The district has a 96 percent graduation rate, but Van Wert High School’s principal, Bob Priest, said he knew of 86 unfilled jobs at the local farm and food processing company. Too many students leave school unable to fill the jobs because they cannot pass a drug test and show up to work on time, he said. So the school has an internship program that pairs students with local businesses.
Van Wert educators said they believed their biggest threat was school choice. An expanded voucher program would be “potentially catastrophic” for the district’s finances, said Mike Ruen, the district’s treasurer.
About 400 students now take advantage of a state open-enrollment policy, which Ms. DeVos endorsed during her visit. It allows students to attend an out-of-district school and take $6,000 in state per-pupil funding with them.
Most of them attend schools in a neighboring suburb. About 20 students are enrolled in an online charter school that has a 39 percent graduation rate. And a local vocational school takes 80 percent of the funding for each student who transfers there.
Only one private school competes directly with Van Wert public schools: a small Catholic elementary school in town that the public school system provides special education services to, mostly at no charge. A Catholic high school 15 miles away is less of a draw, but could become one if parents receive vouchers. “I don’t think people are against choice,” Mr. Amstutz said. “But when you talk about expansion, taking money away from public schools, it gives people heartburn.”
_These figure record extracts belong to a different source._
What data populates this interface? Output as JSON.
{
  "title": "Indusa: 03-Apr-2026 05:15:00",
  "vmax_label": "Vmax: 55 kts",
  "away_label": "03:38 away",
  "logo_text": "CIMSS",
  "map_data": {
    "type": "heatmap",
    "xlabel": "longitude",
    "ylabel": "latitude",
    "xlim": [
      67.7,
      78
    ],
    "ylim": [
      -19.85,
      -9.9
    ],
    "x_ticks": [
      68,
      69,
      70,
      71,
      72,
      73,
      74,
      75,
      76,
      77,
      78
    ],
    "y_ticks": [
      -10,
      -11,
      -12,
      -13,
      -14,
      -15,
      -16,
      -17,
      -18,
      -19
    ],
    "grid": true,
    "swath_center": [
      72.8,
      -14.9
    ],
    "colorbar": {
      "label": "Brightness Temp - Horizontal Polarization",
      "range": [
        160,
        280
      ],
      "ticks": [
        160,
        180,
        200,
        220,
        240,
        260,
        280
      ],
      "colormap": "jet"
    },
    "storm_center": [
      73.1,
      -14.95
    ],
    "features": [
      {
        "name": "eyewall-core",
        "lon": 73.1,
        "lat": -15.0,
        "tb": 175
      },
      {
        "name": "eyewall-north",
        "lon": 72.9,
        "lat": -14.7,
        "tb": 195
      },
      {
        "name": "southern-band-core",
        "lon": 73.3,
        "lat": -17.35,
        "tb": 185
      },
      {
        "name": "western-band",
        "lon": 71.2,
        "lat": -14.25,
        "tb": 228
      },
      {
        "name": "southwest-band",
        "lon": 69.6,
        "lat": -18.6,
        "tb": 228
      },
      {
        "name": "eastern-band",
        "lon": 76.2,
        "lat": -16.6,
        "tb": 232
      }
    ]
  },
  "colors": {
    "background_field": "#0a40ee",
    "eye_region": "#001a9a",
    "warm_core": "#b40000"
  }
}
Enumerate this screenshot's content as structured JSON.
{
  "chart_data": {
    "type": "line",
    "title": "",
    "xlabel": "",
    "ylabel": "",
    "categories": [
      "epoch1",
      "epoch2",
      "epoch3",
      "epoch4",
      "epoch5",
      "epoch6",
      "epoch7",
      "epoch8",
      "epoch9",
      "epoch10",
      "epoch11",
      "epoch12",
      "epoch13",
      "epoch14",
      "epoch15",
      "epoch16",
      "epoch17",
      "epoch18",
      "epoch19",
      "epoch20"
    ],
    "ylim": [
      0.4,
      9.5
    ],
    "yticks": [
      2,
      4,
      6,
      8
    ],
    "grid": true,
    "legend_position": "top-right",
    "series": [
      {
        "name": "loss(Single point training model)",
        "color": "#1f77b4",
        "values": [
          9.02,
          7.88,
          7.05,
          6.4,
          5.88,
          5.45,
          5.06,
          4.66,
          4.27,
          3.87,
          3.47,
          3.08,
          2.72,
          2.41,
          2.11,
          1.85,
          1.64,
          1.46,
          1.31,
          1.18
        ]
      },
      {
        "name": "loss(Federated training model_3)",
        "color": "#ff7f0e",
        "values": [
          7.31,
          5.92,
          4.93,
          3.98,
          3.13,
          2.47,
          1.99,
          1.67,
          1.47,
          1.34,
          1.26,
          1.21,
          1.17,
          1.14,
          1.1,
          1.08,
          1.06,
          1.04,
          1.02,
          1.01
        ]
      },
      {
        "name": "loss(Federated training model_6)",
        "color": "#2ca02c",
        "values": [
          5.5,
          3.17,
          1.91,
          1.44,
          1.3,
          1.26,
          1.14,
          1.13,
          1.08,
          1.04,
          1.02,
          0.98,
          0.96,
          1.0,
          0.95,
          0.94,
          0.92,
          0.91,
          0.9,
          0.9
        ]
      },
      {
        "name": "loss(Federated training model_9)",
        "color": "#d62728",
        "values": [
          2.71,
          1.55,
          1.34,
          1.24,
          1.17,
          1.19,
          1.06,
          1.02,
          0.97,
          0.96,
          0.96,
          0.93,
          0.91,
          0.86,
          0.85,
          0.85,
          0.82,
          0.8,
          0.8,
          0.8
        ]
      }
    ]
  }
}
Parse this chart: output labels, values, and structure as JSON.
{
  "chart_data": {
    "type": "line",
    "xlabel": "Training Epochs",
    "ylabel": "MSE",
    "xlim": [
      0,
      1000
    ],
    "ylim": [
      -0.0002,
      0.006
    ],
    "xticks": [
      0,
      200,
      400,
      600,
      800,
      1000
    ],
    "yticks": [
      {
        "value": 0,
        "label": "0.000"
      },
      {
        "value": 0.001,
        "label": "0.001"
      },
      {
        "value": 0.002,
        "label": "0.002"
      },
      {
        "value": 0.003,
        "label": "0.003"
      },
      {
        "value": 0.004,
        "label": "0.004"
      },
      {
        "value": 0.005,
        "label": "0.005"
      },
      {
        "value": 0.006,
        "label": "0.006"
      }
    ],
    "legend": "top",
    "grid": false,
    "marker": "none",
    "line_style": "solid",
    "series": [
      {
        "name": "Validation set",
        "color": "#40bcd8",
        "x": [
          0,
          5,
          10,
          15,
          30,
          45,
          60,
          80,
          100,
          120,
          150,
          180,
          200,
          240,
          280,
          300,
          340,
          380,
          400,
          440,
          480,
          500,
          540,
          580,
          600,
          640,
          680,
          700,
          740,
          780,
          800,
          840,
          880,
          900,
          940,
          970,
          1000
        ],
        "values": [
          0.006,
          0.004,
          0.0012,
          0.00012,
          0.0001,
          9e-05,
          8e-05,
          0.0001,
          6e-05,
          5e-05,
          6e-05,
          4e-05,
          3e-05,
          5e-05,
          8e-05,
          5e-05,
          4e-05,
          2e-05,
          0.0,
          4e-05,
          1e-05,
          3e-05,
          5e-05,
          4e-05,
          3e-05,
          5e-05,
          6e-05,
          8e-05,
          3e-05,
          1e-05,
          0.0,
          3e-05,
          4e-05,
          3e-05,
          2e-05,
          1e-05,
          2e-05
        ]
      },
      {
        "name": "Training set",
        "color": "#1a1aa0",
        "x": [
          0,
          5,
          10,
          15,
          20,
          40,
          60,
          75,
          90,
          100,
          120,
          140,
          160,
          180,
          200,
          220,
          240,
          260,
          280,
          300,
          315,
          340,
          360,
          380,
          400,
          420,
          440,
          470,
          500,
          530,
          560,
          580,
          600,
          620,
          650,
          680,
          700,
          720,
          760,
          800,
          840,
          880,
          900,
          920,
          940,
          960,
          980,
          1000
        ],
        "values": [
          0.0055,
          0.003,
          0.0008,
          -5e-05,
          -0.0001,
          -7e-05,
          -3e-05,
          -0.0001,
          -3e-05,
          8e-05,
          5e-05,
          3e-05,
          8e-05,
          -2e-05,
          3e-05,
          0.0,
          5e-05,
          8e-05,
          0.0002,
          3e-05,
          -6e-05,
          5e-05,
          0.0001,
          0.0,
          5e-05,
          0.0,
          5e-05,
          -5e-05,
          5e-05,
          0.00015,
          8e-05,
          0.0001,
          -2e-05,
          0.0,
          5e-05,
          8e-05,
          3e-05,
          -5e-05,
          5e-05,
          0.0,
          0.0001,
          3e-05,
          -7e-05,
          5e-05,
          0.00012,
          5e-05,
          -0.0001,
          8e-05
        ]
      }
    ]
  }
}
Ms. DeVos made no commitments to changing course on the federal budgetand policies, but said she needed to digest the visit.
Ms. Weingarten, who has been invited to tour a school of choice with Ms. DeVos, said her union would continue to fight vigorously against budget cuts and publicly funded vouchers.
“I think today was important, and I hope that she saw things that will make her reflect on the importance of public education to our country,” Ms. Weingarten said of Ms. DeVos. “Time will tell.”